Es gibt keinerlei Anhaltspunkte, wann es für Clubs und Partys wieder losgehen könnte, seufzt DJ Emerson im taz-Gespräch mit Andreas Hartmann. Er glaubt, dass mit dem Sterben der Clubs auch der Tourismus in Berlin anders aussehen wird: Manche Fluglinien werden wohl gestrichen werden. Aber es wird "wahrscheinlich wieder massiv illegale Partys geben in Berlin. Es könnte wieder ein wenig so werden wie in den Neunzigern. Nach der Wende gab es viele leer stehende Locations, viele Geschäfte, die pleitegegangen sind. Das ist ja durchaus eine Situation, die mit der aktuellen vergleichbar ist. Es wird Selfmade-Locations geben, wo jemand sein Soundsystem reinstellt, es werden ein paar SMS herumgeschickt, und dann geht es los. Im Sommer wird sicherlich auch das eine oder andere illegale Open-Air-Festival stattfinden, irgendwo im Wald, am Stadtrand."

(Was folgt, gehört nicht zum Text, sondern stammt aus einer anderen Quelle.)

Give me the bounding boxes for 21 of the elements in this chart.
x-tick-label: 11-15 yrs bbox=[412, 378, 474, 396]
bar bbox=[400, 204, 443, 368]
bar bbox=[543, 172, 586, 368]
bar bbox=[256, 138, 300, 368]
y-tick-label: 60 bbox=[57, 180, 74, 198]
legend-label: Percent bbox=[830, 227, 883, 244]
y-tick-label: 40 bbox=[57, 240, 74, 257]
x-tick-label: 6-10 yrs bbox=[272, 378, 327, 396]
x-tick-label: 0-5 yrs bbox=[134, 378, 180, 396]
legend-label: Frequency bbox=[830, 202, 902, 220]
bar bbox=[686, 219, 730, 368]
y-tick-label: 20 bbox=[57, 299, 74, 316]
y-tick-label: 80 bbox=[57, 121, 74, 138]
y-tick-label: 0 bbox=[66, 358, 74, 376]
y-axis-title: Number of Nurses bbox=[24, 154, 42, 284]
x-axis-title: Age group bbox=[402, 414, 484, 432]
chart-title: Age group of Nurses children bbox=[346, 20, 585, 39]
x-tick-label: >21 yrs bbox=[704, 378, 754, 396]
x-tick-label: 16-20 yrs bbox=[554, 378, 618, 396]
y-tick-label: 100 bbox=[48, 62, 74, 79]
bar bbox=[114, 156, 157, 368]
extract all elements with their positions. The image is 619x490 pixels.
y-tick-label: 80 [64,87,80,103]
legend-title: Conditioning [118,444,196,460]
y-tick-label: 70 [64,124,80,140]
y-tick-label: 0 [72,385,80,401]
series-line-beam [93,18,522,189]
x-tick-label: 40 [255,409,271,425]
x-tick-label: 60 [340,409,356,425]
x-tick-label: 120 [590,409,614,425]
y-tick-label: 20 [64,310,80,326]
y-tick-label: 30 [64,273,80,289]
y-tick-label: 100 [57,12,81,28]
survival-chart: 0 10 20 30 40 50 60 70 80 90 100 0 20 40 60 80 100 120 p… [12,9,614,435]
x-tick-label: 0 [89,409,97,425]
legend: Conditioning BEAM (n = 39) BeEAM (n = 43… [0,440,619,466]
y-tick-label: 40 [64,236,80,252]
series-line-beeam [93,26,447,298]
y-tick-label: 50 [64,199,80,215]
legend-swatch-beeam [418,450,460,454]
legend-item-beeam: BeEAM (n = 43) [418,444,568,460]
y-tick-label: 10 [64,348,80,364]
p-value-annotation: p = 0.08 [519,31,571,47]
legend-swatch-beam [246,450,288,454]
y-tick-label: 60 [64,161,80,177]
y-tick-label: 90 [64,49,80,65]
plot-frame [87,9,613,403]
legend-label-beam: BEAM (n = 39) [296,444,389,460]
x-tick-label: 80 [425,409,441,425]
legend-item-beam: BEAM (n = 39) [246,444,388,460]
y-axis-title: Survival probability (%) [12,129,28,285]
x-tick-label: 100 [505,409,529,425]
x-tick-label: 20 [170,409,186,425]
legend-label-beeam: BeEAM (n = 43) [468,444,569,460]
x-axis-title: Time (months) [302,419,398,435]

In der SZ stellt Juliane Liebert die 25-jährige amerikanische Songwriterin Phoebe Bridgers vor, deren zweites Album, "Punisher", gerade  erschienen ist. Die delirierende Begeisterung von New Yorker-, Guardian- und Pitchfork-Kritikern für Bridgers Pophymnen teilt sie definitiv nicht: "Bridgers gibt sich auf dem Album einem permanenten, ungebrochenen Empfindsamkeitsgestus hin. Sie singt darüber, was sie fühlt. Mal nix, mal irgendwas. Aber sie fühlt immer. Gut für sie."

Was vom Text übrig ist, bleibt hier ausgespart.